The key message for India is to be on guard, said John, and to use proper documentation of the clinical procedure so that any early signs of clusters of infection can be picked up. Virologists have asserted that there is a need to continue to trace, identify and isolate the patients.

“Until data is available, we have to assume here is a virus which is challenging Delta variant. To be careful, all you need is to protect yourself by wearing masks, social distancing and personal hygiene. This needs to repeated, but people are tired of it. Here is a new variant warning us,” asserted Ravi.

“The only good thing for India, at the moment, is the fact that we have a very high rate of sero-conversion. We have a large population that has antibodies against Delta, so we need some monitoring to see if people who have prior antibodies are getting infected this time or not. We will know that only if have kept a good record of those who got infected and those who participated in the survey,” pointed out John.

Virologist Shahid Jameel, in an interview, underscored that Delhi showed 97% with antibodies, Mumbai around 85-90% and so on. This meant that a very large fraction of Indians would be protected from severe disease caused by Omicron or any other variant. Jameel is the former head of the advisory group to the Indian SARS-COV-2 Genomics Consortia (INASACOG).

Hospitals and labs were required to update Indian Council of Medical Research on all those who took the RT-PCR tests. So, now there is a need to use the data that is available to see if people who are now showing symptoms or are getting tested have had a prior test before. Unless close tabs are kept on the data, it is extremely difficult to understand the nuances of the variant.

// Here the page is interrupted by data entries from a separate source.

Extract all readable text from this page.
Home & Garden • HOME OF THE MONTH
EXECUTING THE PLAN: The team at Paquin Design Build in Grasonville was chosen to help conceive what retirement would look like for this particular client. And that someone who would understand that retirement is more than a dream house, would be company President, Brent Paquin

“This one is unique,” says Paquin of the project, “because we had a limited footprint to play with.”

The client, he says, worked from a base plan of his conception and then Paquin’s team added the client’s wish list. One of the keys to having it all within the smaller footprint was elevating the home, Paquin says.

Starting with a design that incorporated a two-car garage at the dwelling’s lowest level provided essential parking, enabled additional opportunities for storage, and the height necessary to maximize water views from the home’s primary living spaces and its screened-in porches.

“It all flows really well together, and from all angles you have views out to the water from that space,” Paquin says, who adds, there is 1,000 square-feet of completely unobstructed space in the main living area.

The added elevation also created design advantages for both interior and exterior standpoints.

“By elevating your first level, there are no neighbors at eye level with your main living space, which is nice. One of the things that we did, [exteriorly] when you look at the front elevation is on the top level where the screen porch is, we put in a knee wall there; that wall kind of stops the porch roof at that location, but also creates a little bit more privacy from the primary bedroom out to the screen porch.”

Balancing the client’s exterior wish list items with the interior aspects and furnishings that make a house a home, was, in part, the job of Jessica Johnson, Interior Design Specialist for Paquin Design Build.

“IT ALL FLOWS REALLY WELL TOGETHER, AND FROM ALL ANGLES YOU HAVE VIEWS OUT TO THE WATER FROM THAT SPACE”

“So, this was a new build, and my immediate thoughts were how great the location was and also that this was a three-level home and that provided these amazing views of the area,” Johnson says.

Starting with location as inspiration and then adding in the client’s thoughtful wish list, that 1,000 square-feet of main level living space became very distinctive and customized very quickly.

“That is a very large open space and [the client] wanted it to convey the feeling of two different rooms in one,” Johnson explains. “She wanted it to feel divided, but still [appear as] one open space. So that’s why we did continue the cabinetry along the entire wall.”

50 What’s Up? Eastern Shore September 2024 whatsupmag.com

At the moment, it is not known if those who have been vaccinated or those have had Covid-19 before will get infected with the new strain, said virologists. “Most often, everyone is shooting in the dark. No one knows on what basis people are claiming that Omicron is ‘five-times more virulent’. We need data to show that one infected person will infect six others as compared to the transmission rates of the earlier variants,” added John.

The government should be clear in its messaging. Currently, most clinicians have the impression that a person is unlikely to be infected by this variant unless there is a history of South Africa or overseas travel.


“Doctors will not apply a clinical mind to get a test. When public health workers treat any patient, they need to look at it as a variant of concern and treat it likewise. What we did not do during the first two waves was use the clinical information that was collated by different organisations to quickly tell patients and health workers what to take care of. If there was a way to inform everybody else what infection would be like, it would help us work against the pandemic quicker. That’s what we need to do instead of jumping on TV and confusing the public,” quipped John.

Since India has gone through a lethal Covid-19 phase 2, lessons must be learnt from it. “We should quickly be able to put down guidelines, but that alone is not enough. We do not know if this virus is in circulation in India. We need to sensitise our clinicians and public health workers to ensure they not only do a test, but also sequence it,” pointed out John.

Shutting of borders is not the answer either, maintained Ravi, while adding that he is not the right person to comment on it. “Viruses will come through, but vigilance, quarantine, tracking, testing and isolation are mechanisms to be put in place at ports of entry. It will delay the spread in the country,” said Ravi.

There is a need to vaccinate all the citizens in the country as only 42% of the country has been fully vaccinated. “About 90% of doses in India are Covishield, and this has limited use as a booster. For that we will need RNA, DNA or protein vaccines. For the moment, just make sure more and more people get the two doses. Booster shots might help,” reiterated Jameel in an interview.